Ma « guerre natale ».
Je m’appelle Ralph Demy.
Mes ancêtres venaient peut-être de My, ce village de la vallée de l’Ourthe. Demy ne me plaisait qu’à moitié. À l’école primaire, un type m’avait surnommé « demi-portion » ! Et puis, en 1961, je m’épris de Lola, le film de Jacques Demy. Ce qui me réconcilia avec mon patronyme.
Ralph, c’est Raoul en anglais. Ça se prononce Reif ou Raelf.
Ici, à Liège, Ralph claque comme une décharge de mitraillette. Au temps où je jouais à la guerre, où j’abattais des Japonais par dizaines, la comparaison m’allait bien. Mais le petit G.I. invincible est devenu le plus pacifique des hommes.
Ce prénom exotique, je le dois à Ralph Curtis, un jeune photographe de l’armée américaine qui fut accueilli dans ma famille en octobre 1944. Ma mère, qui m’attendait, lui avait demandé d’être mon parrain.
Quand je suis né, Ralph Curtis n’était plus de ce monde. Il avait été tué vers Noël, au cours de la bataille des Ardennes.
Personne ne l’a remplacé le jour de mon baptême. Je suis, en quelque sorte, le « filleul posthume » d’un héros américain.
« Ralph était un garçon si gentil, un grand enfant », disait maman.
Il devint mon modèle. J’attendais de pied ferme l’âge adulte. J’imaginais ce temps comme une épopée pure et simple, un film d’aventures… « Une grande enfance ».
Je sais très peu de choses de mon parrain d’Amérique.

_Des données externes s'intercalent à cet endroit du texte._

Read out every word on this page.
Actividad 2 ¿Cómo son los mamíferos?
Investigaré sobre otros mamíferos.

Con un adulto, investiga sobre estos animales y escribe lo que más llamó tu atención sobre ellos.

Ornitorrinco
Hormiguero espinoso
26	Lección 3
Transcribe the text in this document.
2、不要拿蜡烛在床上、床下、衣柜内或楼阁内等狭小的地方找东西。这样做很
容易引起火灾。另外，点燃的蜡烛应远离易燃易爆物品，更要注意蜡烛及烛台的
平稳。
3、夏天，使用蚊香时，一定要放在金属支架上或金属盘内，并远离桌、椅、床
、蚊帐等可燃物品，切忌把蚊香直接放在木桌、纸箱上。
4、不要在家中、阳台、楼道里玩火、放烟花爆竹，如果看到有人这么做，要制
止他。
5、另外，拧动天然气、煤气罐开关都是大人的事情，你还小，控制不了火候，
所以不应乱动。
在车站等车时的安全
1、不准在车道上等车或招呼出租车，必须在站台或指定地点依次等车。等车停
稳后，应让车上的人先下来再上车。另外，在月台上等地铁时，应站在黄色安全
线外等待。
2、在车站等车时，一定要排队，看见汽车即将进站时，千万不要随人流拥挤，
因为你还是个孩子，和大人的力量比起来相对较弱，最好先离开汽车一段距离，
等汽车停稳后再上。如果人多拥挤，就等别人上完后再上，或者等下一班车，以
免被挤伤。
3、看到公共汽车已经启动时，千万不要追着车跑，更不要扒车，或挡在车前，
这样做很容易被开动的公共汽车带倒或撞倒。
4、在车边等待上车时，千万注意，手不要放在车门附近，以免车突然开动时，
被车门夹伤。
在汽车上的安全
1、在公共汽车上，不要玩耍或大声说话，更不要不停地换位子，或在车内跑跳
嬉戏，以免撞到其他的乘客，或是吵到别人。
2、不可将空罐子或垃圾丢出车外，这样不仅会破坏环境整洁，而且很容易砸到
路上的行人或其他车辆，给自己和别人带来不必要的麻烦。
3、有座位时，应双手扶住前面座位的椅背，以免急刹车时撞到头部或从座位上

Il venait de Saint Louis, dans le Missouri. Il s’était présenté à mes parents comme un « cameraman », un « reporter-photographe ». Appartenait-il au Signal Corps, le service photographique de l’armée ? N’était-il pas plutôt un correspondant de guerre, un journaliste en uniforme de G.I. ? J’aime encore mieux cette version-là. Oui, Ralph Curtis, envoyé spécial de Life Magazine ou de Stars and Stripes, avait trimballé son Rolleiflex et sa machine à écrire entre la Normandie et les Ardennes, en passant par Liège.
Ce soir, je regarde à nouveau les deux portraits que j’ai de lui.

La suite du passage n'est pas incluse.